To redirect pip to the local repository, you can export the environment variable:
$ export PIP_INDEX_URL=http://localhost:3141/$USER/yourproject/+simple/
I will place this command in the
postactivate
script of my virtualenv to prevent accidental loading from the wrong index.
To place your own wheels in the local DevPI, the
devpi
utility is
devpi
:
$ devpi use yourproject $ devpi upload --no-vcs --formats=bdist_wheel
The
--no-vcs
disables magic, which attempts to detect a version control system and moves some files first. I don’t need this, because in my projects I distribute files that I don’t include in VCS (binaries, for example).
Finally, I highly recommend splitting the setup.py files in such a way that PyPI will reject them, and DevPI will accept them so that they do not accidentally release their code using
setup.py resease
. The easiest way to do this is to add the wrong PyPI classifier:
setup( ... classifier=['Private :: Do Not Upload'], )
Wrapping up
Now everything is ready to start using internal dependencies and build your own 'wheels'. Once they appear, they can be archived, downloaded to another server and installed in a separate virtualenv.
The whole process will become a bit easier when the
pip wheel
stops ignoring the existing wheel packages. In the meantime, the above shell script is not the worst solution.
In comparison with the 'eggs'
Now wheel format is more attractive than egg.

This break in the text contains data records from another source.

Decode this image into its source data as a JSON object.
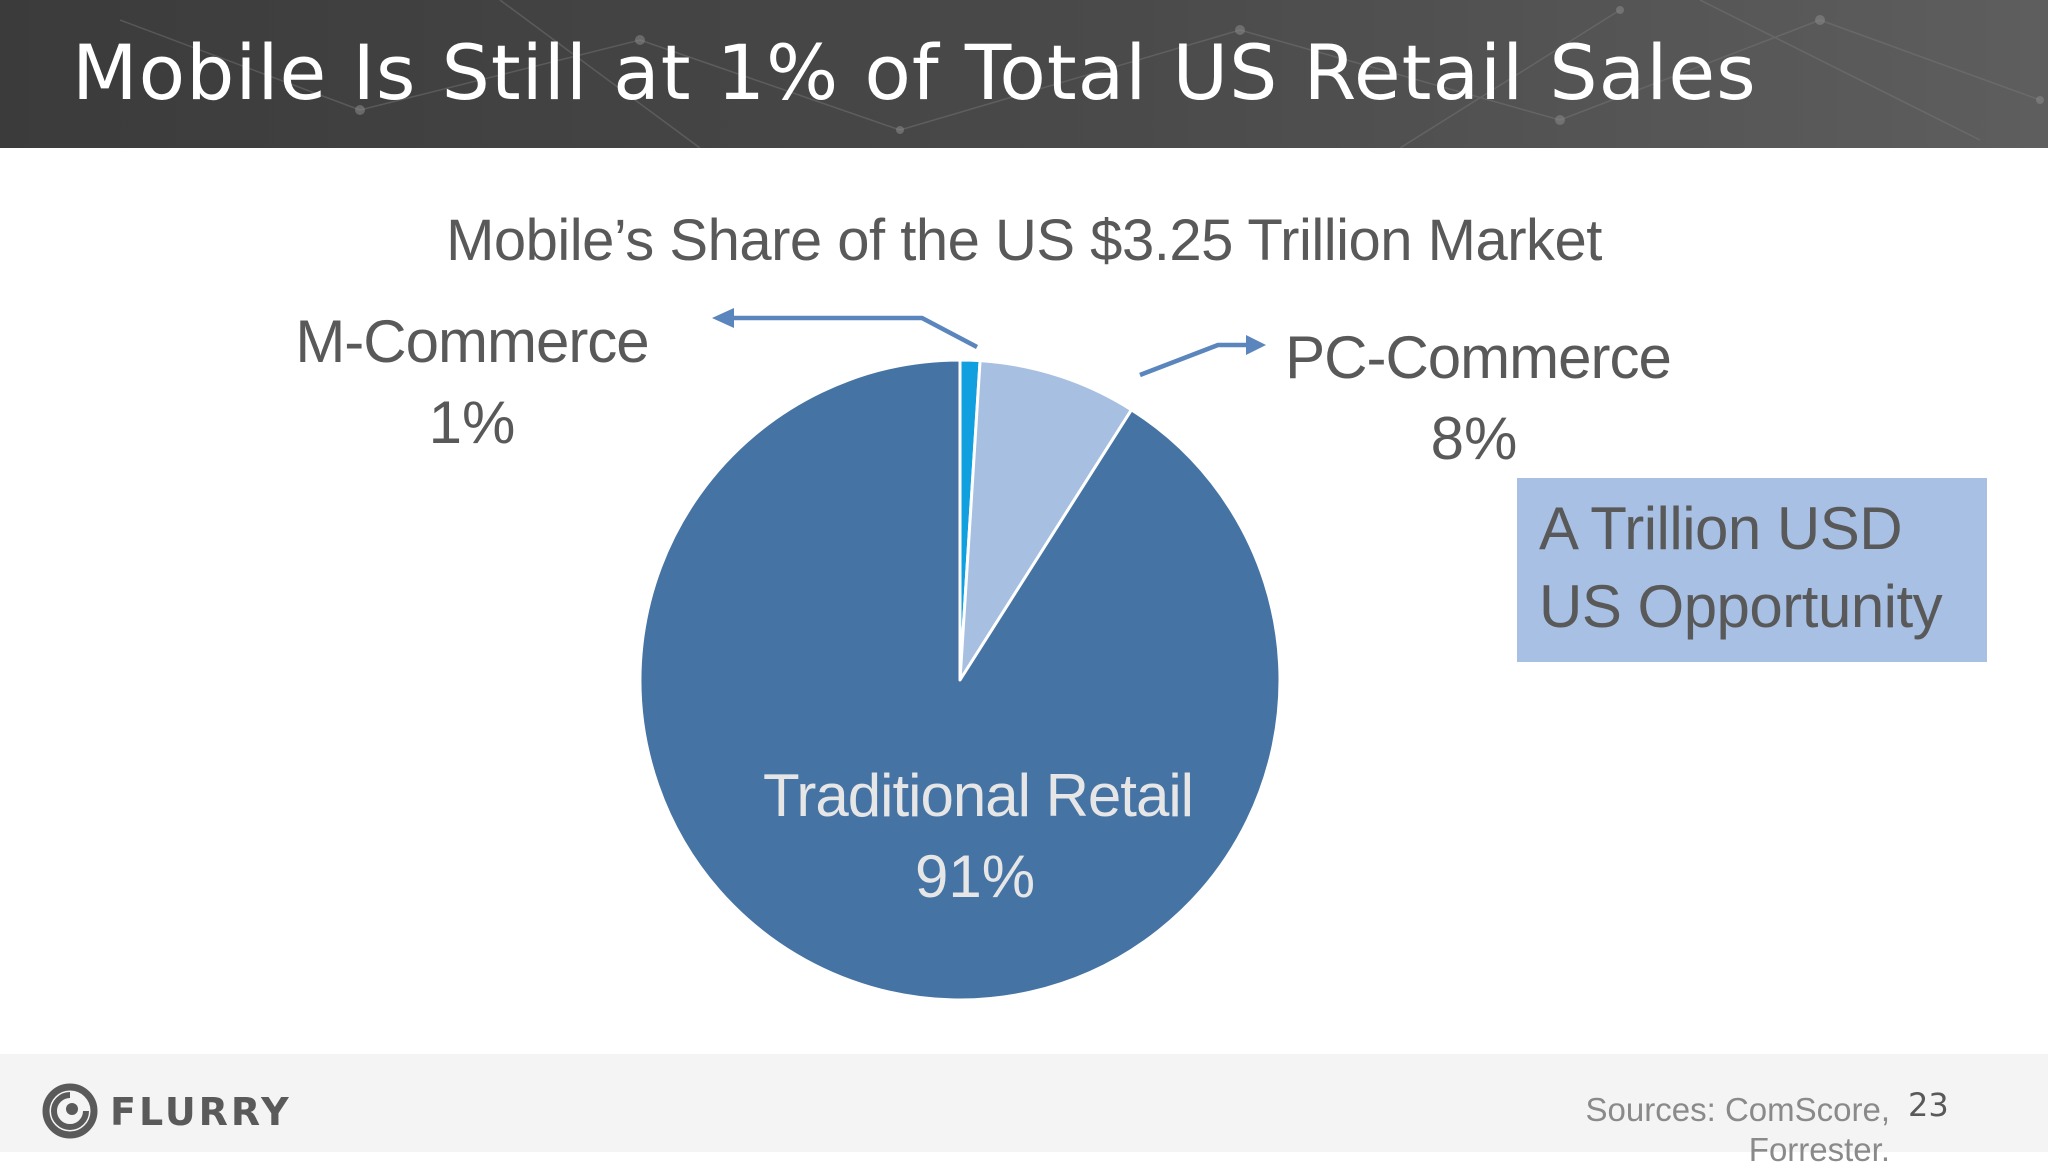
{
  "header": {
    "title": "Mobile Is Still at 1% of Total US Retail Sales"
  },
  "chart_data": {
    "type": "pie",
    "title": "Mobile’s Share of the US $3.25 Trillion Market",
    "slices": [
      {
        "label": "M-Commerce",
        "value": 1,
        "value_label": "1%",
        "color": "#10a0e0"
      },
      {
        "label": "PC-Commerce",
        "value": 8,
        "value_label": "8%",
        "color": "#a7bfe0"
      },
      {
        "label": "Traditional Retail",
        "value": 91,
        "value_label": "91%",
        "color": "#4573a3"
      }
    ],
    "start_angle_deg": 0,
    "direction": "clockwise"
  },
  "callout": {
    "line1": "A Trillion USD",
    "line2": "US Opportunity"
  },
  "footer": {
    "brand": "FLURRY",
    "sources": "Sources: ComScore, Forrester.",
    "page_number": "23"
  },
  "colors": {
    "header_bg": "#454545",
    "label_text": "#595959",
    "callout_bg": "#a7c0e3",
    "arrow": "#5a86bd",
    "inner_label": "#e6e6e6"
  }
}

Its development is more active, PyPI began to add its support and, as utilities start working with it, it looks like a better solution. 'Eggs' is currently supported only by easy_install, although most have long since switched to pip.
I believe that the Zope community is still the largest one based on egg-format and buildout. And I believe that if a solution based on 'eggs' is applicable in your case, it is worth applying it. I know that many do not use eggs at all, preferring to create virtualenv-s, archive them and send them to different servers. Just for this deployment wheels - the best solution, since different servers may have different paths to libraries. There was a problem related to the fact that
.pyc
files were created on the build server for virtualenv, and these files contain specific paths to the files. Using wheel,
.pyc
created after installation in a virtual environment and will automatically have the correct path.
So now you have it. Python on wheels. And it even seems to work, and perhaps worth the time spent.